Experiments in Machine Vision

In between technical writing contracts I write Android apps. My first was a free STL file viewer which is now used by thousands of engineers, modellers and designers, all over the world. I write mainly in Java, dropping into C/C++ where speed demands or to use a library like OpenCV.

My current project is in the field of machine vision. This is a dynamic and growing area of work, used in automotive systems, robotics, the military, medicine, manufacturing and a wide range of other sectors.

My most recent Android app (now version 2.0) uses an open source machine vision library, OpenCV, to process frames from the device's video camera. The app takes the video feed frame by frame, processes the data and overlays the results onto the frame before displaying it on the screen. Scan the QR code here to go to the app on Google Play Store.

The app displays the results of the following processes:

  • Canny edge detector / Hough circle detector / Hough line detector
  • Colour range: contour outline
  • Colour range: quadrilateral search
  • Face detection
  • Swap camera (if second camera is available)
  • Good-features-to-track.

When viewing the video feed in any of these modes, the user can grab a screenshot at any time by just touching the screen, which is saved to the SD card. You can also toggle on and off the title and FPS display.

Source Code

I offer snippets of source code here. The code is based on the sample apps which come with the Android OpenCV 2.4.4 library. The snippets I provide can be dropped into those apps with a bit of work to define some added variables and support methods. If you would like a free copy of the entire source code, click here.

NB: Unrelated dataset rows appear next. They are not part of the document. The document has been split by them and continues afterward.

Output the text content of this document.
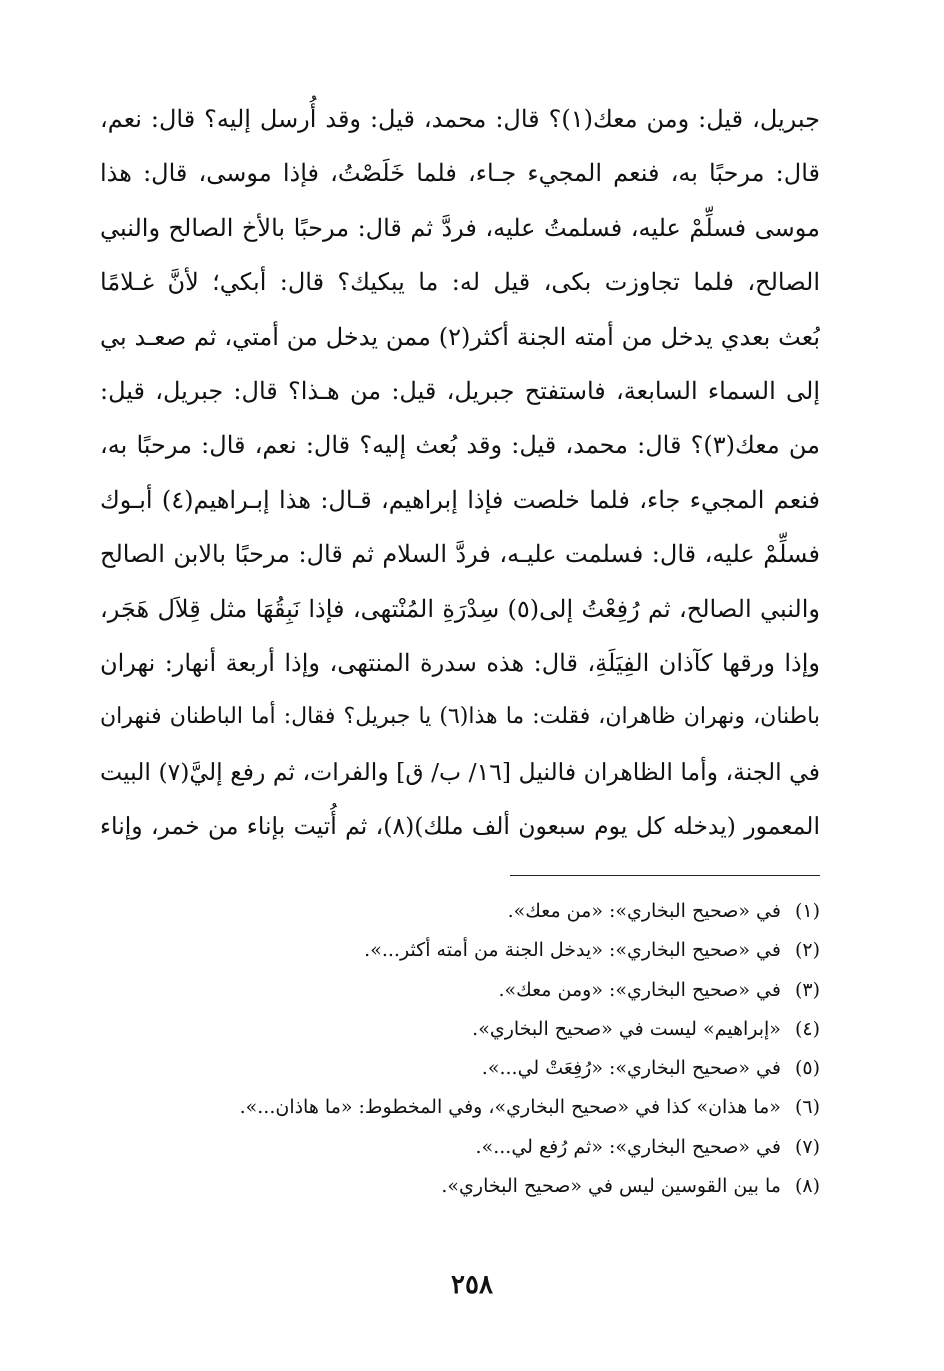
جبريل، قيل: ومن معك(١)؟ قال: محمد، قيل: وقد أُرسل إليه؟ قال: نعم،
قال: مرحبًا به، فنعم المجيء جـاء، فلما خَلَصْتُ، فإذا موسى، قال: هذا
موسى فسلِّمْ عليه، فسلمتُ عليه، فردَّ ثم قال: مرحبًا بالأخ الصالح والنبي
الصالح، فلما تجاوزت بكى، قيل له: ما يبكيك؟ قال: أبكي؛ لأنَّ غـلامًا
بُعث بعدي يدخل من أمته الجنة أكثر(٢) ممن يدخل من أمتي، ثم صعـد بي
إلى السماء السابعة، فاستفتح جبريل، قيل: من هـذا؟ قال: جبريل، قيل:
من معك(٣)؟ قال: محمد، قيل: وقد بُعث إليه؟ قال: نعم، قال: مرحبًا به،
فنعم المجيء جاء، فلما خلصت فإذا إبراهيم، قـال: هذا إبـراهيم(٤) أبـوك
فسلِّمْ عليه، قال: فسلمت عليـه، فردَّ السلام ثم قال: مرحبًا بالابن الصالح
والنبي الصالح، ثم رُفِعْتُ إلى(٥) سِدْرَةِ المُنْتهى، فإذا نَبِقُهَا مثل قِلاَل هَجَر،
وإذا ورقها كآذان الفِيَلَةِ، قال: هذه سدرة المنتهى، وإذا أربعة أنهار: نهران
باطنان، ونهران ظاهران، فقلت: ما هذا(٦) يا جبريل؟ فقال: أما الباطنان فنهران
في الجنة، وأما الظاهران فالنيل [١٦/ ب/ ق] والفرات، ثم رفع إليَّ(٧) البيت
المعمور (يدخله كل يوم سبعون ألف ملك)(٨)، ثم أُتيت بإناء من خمر، وإناء
(١)في «صحيح البخاري»: «من معك».
(٢)في «صحيح البخاري»: «يدخل الجنة من أمته أكثر...».
(٣)في «صحيح البخاري»: «ومن معك».
(٤)«إبراهيم» ليست في «صحيح البخاري».
(٥)في «صحيح البخاري»: «رُفِعَتْ لي...».
(٦)«ما هذان» كذا في «صحيح البخاري»، وفي المخطوط: «ما هاذان...».
(٧)في «صحيح البخاري»: «ثم رُفع لي...».
(٨)ما بين القوسين ليس في «صحيح البخاري».
٢٥٨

Click on any thumbnail to see the original screen capture. The images were taken from a Nexus 4 (1280 x 768 resolution) using the front camera.

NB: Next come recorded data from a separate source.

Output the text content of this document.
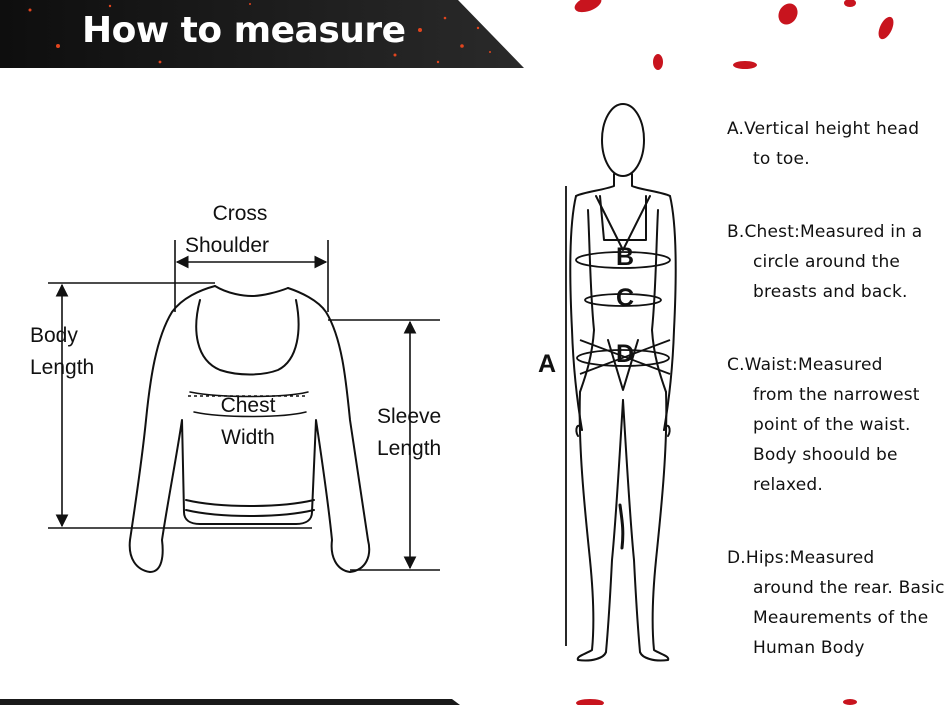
How to measure
Cross
Shoulder
Body
Length
Chest
Width
Sleeve
Length
A
B
C
D
A.Vertical height head
to toe.
B.Chest:Measured in a
circle around the breasts and back.
C.Waist:Measured
from the narrowest point of the waist. Body shoould be relaxed.
D.Hips:Measured
around the rear. Basic Meaurements of the Human Body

Frame rate: The frame rate is displayed on the screen when viewing the video feed. Some of these processes are very computation-intensive and your Android device is unlikely to be as fast as your desktop computer (unless the latter was built in 1990). However, in all modes the rate improves as the lighting of the scene gets brighter. Use the app in the best lighting available and the frame rate improves significantly.

Canny Edge Detector

Many processes and tools in the OpenCV library use an edge detector process as their first step. When the edges in the video frame have been identified, the features in that image can more readily be identified and used. This mode simply uses the Canny algorithm to process each frame and displays it on the screen.

Hough Circle Detector

The Hough algorithm is used here to detect circular features in the (Canny processed) frame, and then draws a red circle at that location and shows the centre of the circle with a cross. The maximum number of circles outlined is 10 but this can be changed in the code.

Hough Line Detector

Colour Range: Contour Mapper

This process converts the (BGR) frame to HSV, finds all areas of the image where the hue is more or less yellow (values are 'in range'), creates a bit mask of those areas, finds the contours of the areas, creates an approximate polygon for each and overlays them on the original image.

Colour Range: Quadrilaterals

This process carries out the same process as that above, but at the final step checks the contours to see if any are quadrilateral. If so it outlines the contour and draws the diagonals.

Face detection

The Haar cascade used in the app recognises only frontal views, not profile. Having identified a number of faces in the frame the app draws a rectangle over the main features. The largest face is copied to the top left of the screen. If that face is markedly different to the previous largest face it is saved to the SD card of the device. As you scan around a number of faces, you should get one or two saved copies of each face seen.

Good-Features-To-Track

This process is used as first step in a number of other MV procedures. The frame is searched for 'corners', prominent features of the image which are likely to be strong candidates for things to track from one frame to the next, or used when calculating optical flow.

Optical Flow

Uses Optical Flow to compare strong features in each frame with those in the next, then draws a line between matching points in each frame, overlaid on the most recent image.